Il y a quelques milliers d'années, les dragons régnaient en maîtres sur les terres. Lorsque les hommes sont arrivés et se sont multipliés, leur territoire s'est rétréci et ils l'ont accepté. Cependant, les humains, toujours plus avides de pouvoir, ont un jour attaqué un nid de dragon, y tuant tous les jeunes en couvée à l'intérieur. Cet événement marqua le début des grandes guerres draconiques qui ravagèrent la région pendant près de deux cents années. Les elfes s'engagèrent tardivement au combat, après un immense incendie de la forêt de Querod, qui avait manqué de peu de tous les tuer. Les meilleurs mages de la région se réunirent pour créer des flèches enchantées, qui, lorsqu'elles passaient les épaisses écailles des reptiles, l'empoisonnaient lentement, dans une agonie qui pouvait durer jusqu'à plusieurs semaines. Ce fut une hécatombe et un massacre. Poussés au repli, chassés par tous les peuples de Tyrnformen, les terrifiants reptiles finirent par disparaître. Du moins le croyaient-ils jusque là.

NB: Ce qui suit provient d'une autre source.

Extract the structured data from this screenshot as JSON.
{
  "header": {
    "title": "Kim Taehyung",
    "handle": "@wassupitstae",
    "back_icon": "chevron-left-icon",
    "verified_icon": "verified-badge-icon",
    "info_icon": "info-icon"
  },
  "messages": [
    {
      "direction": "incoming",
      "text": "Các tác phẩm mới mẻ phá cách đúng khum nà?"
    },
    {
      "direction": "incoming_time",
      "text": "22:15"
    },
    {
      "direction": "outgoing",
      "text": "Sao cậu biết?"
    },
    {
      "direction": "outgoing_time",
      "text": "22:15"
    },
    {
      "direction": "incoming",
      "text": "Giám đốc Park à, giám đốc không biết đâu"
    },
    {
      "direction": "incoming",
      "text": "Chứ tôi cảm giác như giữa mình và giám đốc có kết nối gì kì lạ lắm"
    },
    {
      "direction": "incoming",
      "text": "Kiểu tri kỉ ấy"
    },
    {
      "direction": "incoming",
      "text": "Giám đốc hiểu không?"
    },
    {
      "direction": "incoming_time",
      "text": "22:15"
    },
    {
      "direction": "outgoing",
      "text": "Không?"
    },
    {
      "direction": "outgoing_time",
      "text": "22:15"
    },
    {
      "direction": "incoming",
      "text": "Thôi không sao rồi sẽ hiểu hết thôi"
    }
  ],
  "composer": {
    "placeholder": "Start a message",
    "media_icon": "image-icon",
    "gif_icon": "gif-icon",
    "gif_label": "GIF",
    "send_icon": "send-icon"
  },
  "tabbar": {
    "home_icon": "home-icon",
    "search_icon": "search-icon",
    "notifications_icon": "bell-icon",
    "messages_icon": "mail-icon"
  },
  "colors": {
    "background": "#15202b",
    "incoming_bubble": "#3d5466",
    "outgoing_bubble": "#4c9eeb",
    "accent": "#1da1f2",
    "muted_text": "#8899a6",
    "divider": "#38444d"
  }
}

Cette histoire, les elfes la racontaient fièrement. Elle passait de génération en génération dans les familles, souvent amplifiée et déformée. Lazare avait lui-même fini par croire qu'il ne s'agissait que d'un conte, une histoire pour terrifier les enfants qui refuseraient d'aller dormir. Les autres peuples avaient simplement oublié cette partie de leur histoire. À défaut de frapper sur les dragons, ils s'étaient retournés les uns contre les autres et ces batailles incessantes paraissaient loin d'être achevées.
La folie et la peur de l'autre touchaient couramment les dirigeants politiques. Ils égorgeaient, sans jugement, tout ce qui contredisait leur conception de l'être parfait. Le peuple de Lazare n'y faisait malheureusement pas exception.